Historically Jazz, Tap and other forms of street art have won exposure and mainstream acceptance thanks largely to the “validating” praise and analysis of academicians and historians. The artists profiled in the 2015 feature documentary, UNDERGROUND DANCE MASTERS, were rarely seen by a large portion of society, and thus were not afforded much mass media attention. 22 years in the making, this feature documentary takes viewers on a guided tour of a FORGOTTEN ERA—an underground culture and lifestyle in which a multicultural collective of urban street dancers created one of the most influential art forms in contemporary history. Just as the Wild West gunslingers engaged in to the death duels, California’s pioneering urban street dancers routinely squared-off since 1965, dominating and earning respect solely through the art of dance. The documentary is based on the book, Underground Dance Masters (ABC-Clio 2012), a landmark analysis that began in 1983. The film chronicles for the first time a revolutionary period in dance and pop culture from 1965 to 1995—a full 30-year span. It profiles a very special collective of Black, Latino and White individuals who are the innovators, originators and true masters of the Urban Dance forms known as Funk Boogaloo, Robot, Locking, Crossover Locking, Zigzag, Popping and Rocking/B-boying. These dance styles are the roots and building blocks of what the world today mistakenly calls “hip-hop dance.”
Born in the inner cities and remote suburbs of California, Urban Dance was so beyond the reach of the mainstream media, it was never properly acknowledged, examined or exploited. Thus, Urban Dance was allowed to grow and evolve, without the destructive attention widespread media attention can bring. As Thomas Guzman Sanchez reveals in his film, these Urban Dances were born as a genuine labor of love—not some get-rich-quick trend milked by the entertainment industry.
The film explores the origins detailing how each style evolved into a masterful creation.
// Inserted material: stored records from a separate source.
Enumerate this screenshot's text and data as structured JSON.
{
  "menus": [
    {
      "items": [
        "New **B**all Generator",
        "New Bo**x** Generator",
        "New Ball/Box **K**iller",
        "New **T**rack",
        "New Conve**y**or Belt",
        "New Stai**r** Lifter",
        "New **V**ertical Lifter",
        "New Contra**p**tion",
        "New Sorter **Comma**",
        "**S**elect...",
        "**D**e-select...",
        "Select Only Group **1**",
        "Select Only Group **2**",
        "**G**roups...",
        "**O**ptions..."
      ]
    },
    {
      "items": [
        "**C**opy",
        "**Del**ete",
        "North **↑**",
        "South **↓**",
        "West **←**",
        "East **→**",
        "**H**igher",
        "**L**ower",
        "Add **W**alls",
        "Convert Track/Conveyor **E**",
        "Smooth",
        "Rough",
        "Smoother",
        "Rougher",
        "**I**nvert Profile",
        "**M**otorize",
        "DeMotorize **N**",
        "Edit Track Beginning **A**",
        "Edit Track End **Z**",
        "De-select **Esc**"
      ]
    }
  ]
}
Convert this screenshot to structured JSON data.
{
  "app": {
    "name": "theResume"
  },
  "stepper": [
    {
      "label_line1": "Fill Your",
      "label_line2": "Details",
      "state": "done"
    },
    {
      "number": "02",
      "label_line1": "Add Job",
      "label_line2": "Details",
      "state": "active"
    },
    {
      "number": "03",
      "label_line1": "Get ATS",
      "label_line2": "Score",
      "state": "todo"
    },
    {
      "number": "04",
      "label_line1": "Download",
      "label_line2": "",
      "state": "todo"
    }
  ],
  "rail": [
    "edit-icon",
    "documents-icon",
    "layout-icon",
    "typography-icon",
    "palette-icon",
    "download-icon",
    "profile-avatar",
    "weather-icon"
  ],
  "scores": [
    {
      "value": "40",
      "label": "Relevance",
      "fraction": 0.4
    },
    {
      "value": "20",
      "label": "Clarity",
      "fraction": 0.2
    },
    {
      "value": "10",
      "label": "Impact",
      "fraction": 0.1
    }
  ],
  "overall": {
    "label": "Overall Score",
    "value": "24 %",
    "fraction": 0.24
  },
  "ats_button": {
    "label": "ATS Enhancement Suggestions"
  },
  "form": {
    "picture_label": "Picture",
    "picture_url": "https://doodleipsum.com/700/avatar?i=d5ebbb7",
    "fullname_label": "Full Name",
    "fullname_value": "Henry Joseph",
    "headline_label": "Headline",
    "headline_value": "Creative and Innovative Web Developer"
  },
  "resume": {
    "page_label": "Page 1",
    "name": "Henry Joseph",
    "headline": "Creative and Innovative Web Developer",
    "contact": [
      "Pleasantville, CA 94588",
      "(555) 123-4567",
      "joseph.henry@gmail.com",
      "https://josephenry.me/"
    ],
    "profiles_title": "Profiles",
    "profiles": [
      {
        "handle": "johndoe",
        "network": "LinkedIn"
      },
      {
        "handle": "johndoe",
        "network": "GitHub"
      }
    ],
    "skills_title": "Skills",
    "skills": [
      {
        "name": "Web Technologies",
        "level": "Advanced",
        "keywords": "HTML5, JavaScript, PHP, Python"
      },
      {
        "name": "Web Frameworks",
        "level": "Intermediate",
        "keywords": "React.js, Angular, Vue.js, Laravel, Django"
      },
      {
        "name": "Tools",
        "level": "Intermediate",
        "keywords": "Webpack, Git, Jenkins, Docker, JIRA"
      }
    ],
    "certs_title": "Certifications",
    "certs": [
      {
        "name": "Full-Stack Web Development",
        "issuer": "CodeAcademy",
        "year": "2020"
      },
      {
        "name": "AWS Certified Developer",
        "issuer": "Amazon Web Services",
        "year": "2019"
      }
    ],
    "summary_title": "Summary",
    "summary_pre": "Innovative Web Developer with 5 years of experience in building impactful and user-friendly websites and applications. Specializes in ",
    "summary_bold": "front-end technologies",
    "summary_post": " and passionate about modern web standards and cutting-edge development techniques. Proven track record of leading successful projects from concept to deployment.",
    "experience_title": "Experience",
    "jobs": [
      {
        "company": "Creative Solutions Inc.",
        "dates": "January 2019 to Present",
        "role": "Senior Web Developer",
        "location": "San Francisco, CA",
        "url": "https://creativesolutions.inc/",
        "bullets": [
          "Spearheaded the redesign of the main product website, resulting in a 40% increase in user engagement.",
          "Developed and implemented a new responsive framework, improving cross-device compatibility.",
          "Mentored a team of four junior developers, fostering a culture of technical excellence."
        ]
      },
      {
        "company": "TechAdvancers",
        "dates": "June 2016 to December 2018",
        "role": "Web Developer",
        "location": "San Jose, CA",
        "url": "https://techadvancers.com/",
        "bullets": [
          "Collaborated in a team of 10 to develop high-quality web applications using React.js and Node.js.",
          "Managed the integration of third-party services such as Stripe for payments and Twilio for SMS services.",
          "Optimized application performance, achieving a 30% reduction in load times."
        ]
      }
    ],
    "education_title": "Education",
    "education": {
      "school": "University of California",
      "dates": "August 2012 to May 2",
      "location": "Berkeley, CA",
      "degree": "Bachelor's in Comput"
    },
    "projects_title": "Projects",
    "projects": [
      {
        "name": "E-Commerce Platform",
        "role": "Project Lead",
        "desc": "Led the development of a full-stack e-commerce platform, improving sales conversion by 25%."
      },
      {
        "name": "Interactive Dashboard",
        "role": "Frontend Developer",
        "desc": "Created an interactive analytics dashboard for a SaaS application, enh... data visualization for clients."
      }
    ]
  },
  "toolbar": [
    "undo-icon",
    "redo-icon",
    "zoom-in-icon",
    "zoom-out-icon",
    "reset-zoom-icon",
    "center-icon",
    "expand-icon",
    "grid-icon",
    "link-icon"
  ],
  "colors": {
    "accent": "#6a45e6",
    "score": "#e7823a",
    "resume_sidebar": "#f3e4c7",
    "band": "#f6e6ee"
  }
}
Using rare archival footage and interviews that detail the lives and careers of these OG (“Original Generation”) dance groups, Guzman-Sanchez establishes an undisputable timeline that traces the evolution of these Urban Dance forms, showing both the positive and negative sides of this underground scene. The film also shows how Urban Dance spread throughout the world, influencing dancers from Canada and South America, to Europe and Asia. UNDERGROUND DANCE MASTERS features a rare interview with KENNY ORTEGA, director and choreographer of the blockbuster Disney franchise, “High School Musical” and Michael Jackson's "This Is It." Ortega was instrumental in exposing Urban Dance to the world and offers a clear, unbiased historical perspective.
UNDERGROUND DANCE MASTERS: FINAL HISTORY OF A FORGOTTEN ERA provides the missing pieces to a cultural puzzle that has been left unsolved and unexplored for over 47 years. The documentary is cinematic testimony of the original subculture that created these unique Urban Dance forms.
With the exploitation of trends like “Break Dancing” and “Hip-Hop Dance”—two generic terms stamped onto these Urban Dance forms—the inventions of California’s trailblazing urban street dancers were almost completely co-opted or destroyed. But due largely to the resilience of the Underground Dance Masters, Urban Dance burrowed deeper below the cultural surface where it has existed in its purest form, waiting for the day when the real story was told.
That day has finally arrived. UNDERGROUND DANCE MASTERS: FINAL HISTORY OF A FORGOTTEN ERA unmasks the truth about the rise and fall of an innovative group of Urban Street Dance artists, while celebrating their unique innovations.